Generating error samples

It is sometimes useful to generate random samples from the Gaia error distribution for each source. This can be useful when, for example, transforming to a new coordinate system when you want to propagate the (correlated!) uncertainty in the Gaia data through your analysis. We can generate samples from the Gaia error distribution using pyia. As an example, we’ll work with a small subset of the Gaia data that have radial velocity measurements, sub-select only nearby sources, and then generate error samples for the sources.
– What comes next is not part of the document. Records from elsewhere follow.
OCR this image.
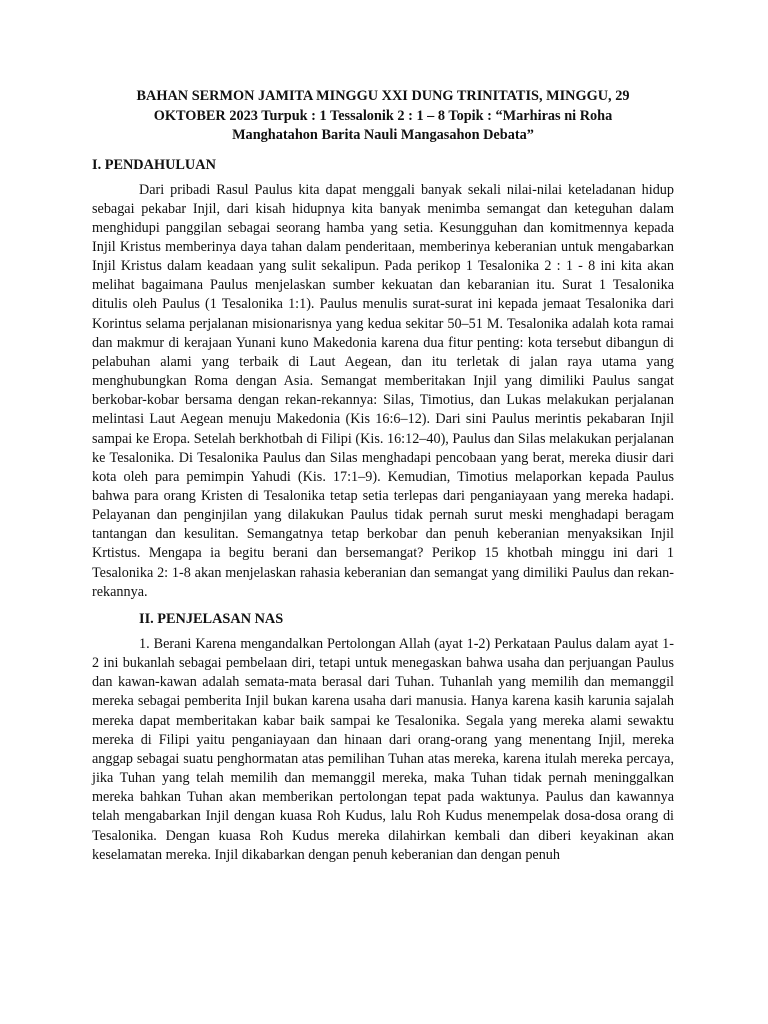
BAHAN SERMON JAMITA MINGGU XXI DUNG TRINITATIS, MINGGU, 29 OKTOBER 2023 Turpuk : 1 Tessalonik 2 : 1 – 8 Topik : “Marhiras ni Roha Manghatahon Barita Nauli Mangasahon Debata”
I. PENDAHULUAN

Dari pribadi Rasul Paulus kita dapat menggali banyak sekali nilai-nilai keteladanan hidup sebagai pekabar Injil, dari kisah hidupnya kita banyak menimba semangat dan keteguhan dalam menghidupi panggilan sebagai seorang hamba yang setia. Kesungguhan dan komitmennya kepada Injil Kristus memberinya daya tahan dalam penderitaan, memberinya keberanian untuk mengabarkan Injil Kristus dalam keadaan yang sulit sekalipun. Pada perikop 1 Tesalonika 2 : 1 - 8 ini kita akan melihat bagaimana Paulus menjelaskan sumber kekuatan dan kebaranian itu. Surat 1 Tesalonika ditulis oleh Paulus (1 Tesalonika 1:1). Paulus menulis surat-surat ini kepada jemaat Tesalonika dari Korintus selama perjalanan misionarisnya yang kedua sekitar 50–51 M. Tesalonika adalah kota ramai dan makmur di kerajaan Yunani kuno Makedonia karena dua fitur penting: kota tersebut dibangun di pelabuhan alami yang terbaik di Laut Aegean, dan itu terletak di jalan raya utama yang menghubungkan Roma dengan Asia. Semangat memberitakan Injil yang dimiliki Paulus sangat berkobar-kobar bersama dengan rekan-rekannya: Silas, Timotius, dan Lukas melakukan perjalanan melintasi Laut Aegean menuju Makedonia (Kis 16:6–12). Dari sini Paulus merintis pekabaran Injil sampai ke Eropa. Setelah berkhotbah di Filipi (Kis. 16:12–40), Paulus dan Silas melakukan perjalanan ke Tesalonika. Di Tesalonika Paulus dan Silas menghadapi pencobaan yang berat, mereka diusir dari kota oleh para pemimpin Yahudi (Kis. 17:1–9). Kemudian, Timotius melaporkan kepada Paulus bahwa para orang Kristen di Tesalonika tetap setia terlepas dari penganiayaan yang mereka hadapi. Pelayanan dan penginjilan yang dilakukan Paulus tidak pernah surut meski menghadapi beragam tantangan dan kesulitan. Semangatnya tetap berkobar dan penuh keberanian menyaksikan Injil Krtistus. Mengapa ia begitu berani dan bersemangat? Perikop 15 khotbah minggu ini dari 1 Tesalonika 2: 1-8 akan menjelaskan rahasia keberanian dan semangat yang dimiliki Paulus dan rekan-rekannya.

II. PENJELASAN NAS

1. Berani Karena mengandalkan Pertolongan Allah (ayat 1-2) Perkataan Paulus dalam ayat 1-2 ini bukanlah sebagai pembelaan diri, tetapi untuk menegaskan bahwa usaha dan perjuangan Paulus dan kawan-kawan adalah semata-mata berasal dari Tuhan. Tuhanlah yang memilih dan memanggil mereka sebagai pemberita Injil bukan karena usaha dari manusia. Hanya karena kasih karunia sajalah mereka dapat memberitakan kabar baik sampai ke Tesalonika. Segala yang mereka alami sewaktu mereka di Filipi yaitu penganiayaan dan hinaan dari orang-orang yang menentang Injil, mereka anggap sebagai suatu penghormatan atas pemilihan Tuhan atas mereka, karena itulah mereka percaya, jika Tuhan yang telah memilih dan memanggil mereka, maka Tuhan tidak pernah meninggalkan mereka bahkan Tuhan akan memberikan pertolongan tepat pada waktunya. Paulus dan kawannya telah mengabarkan Injil dengan kuasa Roh Kudus, lalu Roh Kudus menempelak dosa-dosa orang di Tesalonika. Dengan kuasa Roh Kudus mereka dilahirkan kembali dan diberi keyakinan akan keselamatan mereka. Injil dikabarkan dengan penuh keberanian dan dengan penuh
We’ll then transform the samples to Galactocentric coordinates to look at the uncertainty distribution for the full-space velocity.

First, let’s load the data:

>>> g_rv = GaiaData(f'{data_path}/gdr2_rv_sm.fits')

All of these sources have measured radial velocities:

>>> g_rv.radial_velocity[:4] 
<Quantity [  7.89796709,  30.88496542,   3.04709697, -34.91701273] km / s>

Let’s now select only nearby (within 500 pc) sources:

>>> g_rv = g_rv[g_rv.parallax > 2*u.mas]

To generate samples from the error distribution, we use the .get_error_samples() method, and pass in the number of samples to generate (here, 256):

>>> import numpy as np
>>> g_samples = g_rv.get_error_samples(size=256,
...                                    rnd=np.random.RandomState(seed=42))

Let’s now get a SkyCoord object to represent the data for these sources and samples, and transform to a Galactocentric coordinate frame using the Astropy coordinate transformation machinery:

>>> c_samples = g_samples.get_skycoord()
>>> import astropy.coordinates as coord
>>> _ = coord.galactocentric_frame_defaults.set('v4.0')
>>> galcen = c_samples.transform_to(coord.Galactocentric)

Let’s now look at the uncertainty on the magnitude of the total velocity, v, for each of these sources:

>>> v = galcen.velocity.norm()

And finally, let’s compute (from the error samples) the uncertainty on the total velocity for these sources:

>>> err_v = np.std(v, axis=1)
>>> err_v 
<Quantity [1.19963698, 0.90448355, 0.76143172, 0.58234578, 0.56352556,
           5.05012474, 0.57285428, 0.41450777, 0.13843949, 0.40697535,
           1.01139842, 1.72859784, 0.10139791, 2.64303227, 0.22751807,
           0.0897801 , 0.62391201, 0.65292275, 0.77665343, 0.84242905,
           1.27174119, 2.13547719, 1.80547001, 1.15228657] km / s>

Most of these uncertainties are less than 1-2 km/s! These take into account the parallax, proper motion, and radial velocity uncertainties provided by Gaia.


pyia Package


GaiaData(data, **kwargs)

Class for loading and interacting with data from the Gaia mission.